Battered China stocks off to worst start to second half since 2015

Battered China stocks off to worst start to second half since 2015

Recent fluctuations in China's foreign exchange market were largely due to a stronger USA dollar and external uncertainties, Yi Gang, governor of the People's Bank of China (PBOC), said on Tuesday.

Among the actives, Galaxy Entertainment plummeted 6.50 percent, while Sands China plunged 6.20 percent, SCPC Pharmaceuticals tumbled 2.32 percent, China Mobile and Ping An Insurance both skidded 2.01 percent, China Life dropped 1.93 percent, Industrial and Commercial Bank retreated 1.70 percent, China Mengniu Dairy declined 1.69 percent, CNOOC shed 1.62 percent, China Petroleum and Chemical (Sinopec) lost 1.57 percent, Sino Land slid 1.10 percent, New World Development advanced 0.91 percent, WH Group fell 0.63 percent, Henderson Land added 0.48 percent and Hong Kong & China Gas was unchanged. In recent action, one dollar bought 6.6298 yuan, compared with 6.6672 yuan on Tuesday.

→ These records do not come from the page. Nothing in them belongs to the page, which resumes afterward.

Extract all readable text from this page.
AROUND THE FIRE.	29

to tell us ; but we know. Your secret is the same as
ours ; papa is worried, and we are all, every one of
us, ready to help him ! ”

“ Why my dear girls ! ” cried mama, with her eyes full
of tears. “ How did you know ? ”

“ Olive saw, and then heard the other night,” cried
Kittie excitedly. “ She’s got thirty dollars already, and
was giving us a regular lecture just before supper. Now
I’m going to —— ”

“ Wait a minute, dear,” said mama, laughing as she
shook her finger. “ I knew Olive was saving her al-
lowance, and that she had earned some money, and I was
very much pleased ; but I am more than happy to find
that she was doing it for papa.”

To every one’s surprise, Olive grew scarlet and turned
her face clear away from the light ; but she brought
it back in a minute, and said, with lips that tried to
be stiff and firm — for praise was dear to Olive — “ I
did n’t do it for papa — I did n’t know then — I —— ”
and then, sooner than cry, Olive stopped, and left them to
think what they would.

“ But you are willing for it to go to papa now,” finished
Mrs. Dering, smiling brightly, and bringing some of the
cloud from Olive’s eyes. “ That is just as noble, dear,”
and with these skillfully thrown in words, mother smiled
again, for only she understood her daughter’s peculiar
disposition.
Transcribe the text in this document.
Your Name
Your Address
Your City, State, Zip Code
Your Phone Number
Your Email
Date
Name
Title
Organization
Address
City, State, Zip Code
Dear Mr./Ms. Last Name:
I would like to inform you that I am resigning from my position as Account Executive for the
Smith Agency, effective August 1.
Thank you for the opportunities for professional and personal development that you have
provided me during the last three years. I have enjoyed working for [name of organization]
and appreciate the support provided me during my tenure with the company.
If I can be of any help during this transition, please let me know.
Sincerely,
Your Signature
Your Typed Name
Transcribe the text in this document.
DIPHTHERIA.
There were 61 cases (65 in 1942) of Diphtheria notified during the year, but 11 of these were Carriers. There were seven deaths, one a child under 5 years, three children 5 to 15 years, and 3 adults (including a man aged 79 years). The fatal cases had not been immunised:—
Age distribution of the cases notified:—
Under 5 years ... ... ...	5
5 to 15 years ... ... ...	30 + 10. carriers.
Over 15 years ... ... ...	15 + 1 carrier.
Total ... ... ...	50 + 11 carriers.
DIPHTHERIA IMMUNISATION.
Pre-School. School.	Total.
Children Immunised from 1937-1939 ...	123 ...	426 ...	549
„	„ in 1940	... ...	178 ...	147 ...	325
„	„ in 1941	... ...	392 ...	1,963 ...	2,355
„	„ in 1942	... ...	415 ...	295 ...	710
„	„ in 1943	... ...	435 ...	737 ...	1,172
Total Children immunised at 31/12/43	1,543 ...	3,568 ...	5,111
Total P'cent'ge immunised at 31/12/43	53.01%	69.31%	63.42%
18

Four traders told Reuters that major state-owned banks were seen swapping yuan for dollars in the forwards market and immediately selling some of them into spot market, which helped support the Chinese currency. Beijing is expected to respond with tariffs of its own on US goods.

Chinese stocks slipped on Monday, handing back some hard-won gains from a bounce late last week as worries mount ahead of a US move to impose $34 billion of tariffs on Chinese exports, Reuters reports.

State-controlled media had earlier called the fall in stocks an "irrational overreaction" and urged investors not to panic over the growing trade frictions.

The yuan was last traded at 6.6960 per dollar.

The Canadian dollar strengthened against greenback on Tuesday as oil prices rose to 3-1/2-year highs and domestic manufacturing data supported the view that the Bank of Canada will hike interest rates next week.

The central bank earlier set the midpoint at 6.6497 yuan per dollar, its weakest fixing in about 10 months.

Yi also added that China will continue to implement prudent and neutral monetary policy to keep the yuan basically stable at a reasonable level.

"A weaker currency would, at most, be a shield, safeguarding wider damage from a trade war and the hurdles faced by Chinese companies' operating in the USA", it said.

The benchmark CSI300 Index was down 0.85 per cent by the lunch break, and the Shanghai Composite Index was off 0.68 per cent.

The recovery came after the People's Bank of China (PBOC) said it would keep the nation's currency stable and not deploy it as a weapon in the trade conflict with the United States, calming worries that any escalation in the standoff would lead to a slowdown in economic growth.

Another foreign exchange trader at a Chinese bank in Shanghai said those comments went some way toward calming a jittery market.

Hong Kong's Hang Seng Index was hammered after a one-day hiatus on Monday to mark the day that the former British colony was returned to China.

"I detected increasing alarm over trade tensions and a lot of nervousness about a full blown trade war, which comes at a bad time for China where the economy is undergoing a downdraft at the same time the United States is seeing a sharp upturn", Aninda Mitra, Singapore-based senior sovereign analyst at BNY Mellon Investment Management, who visited Shanghai last week, said in an emailed note to media.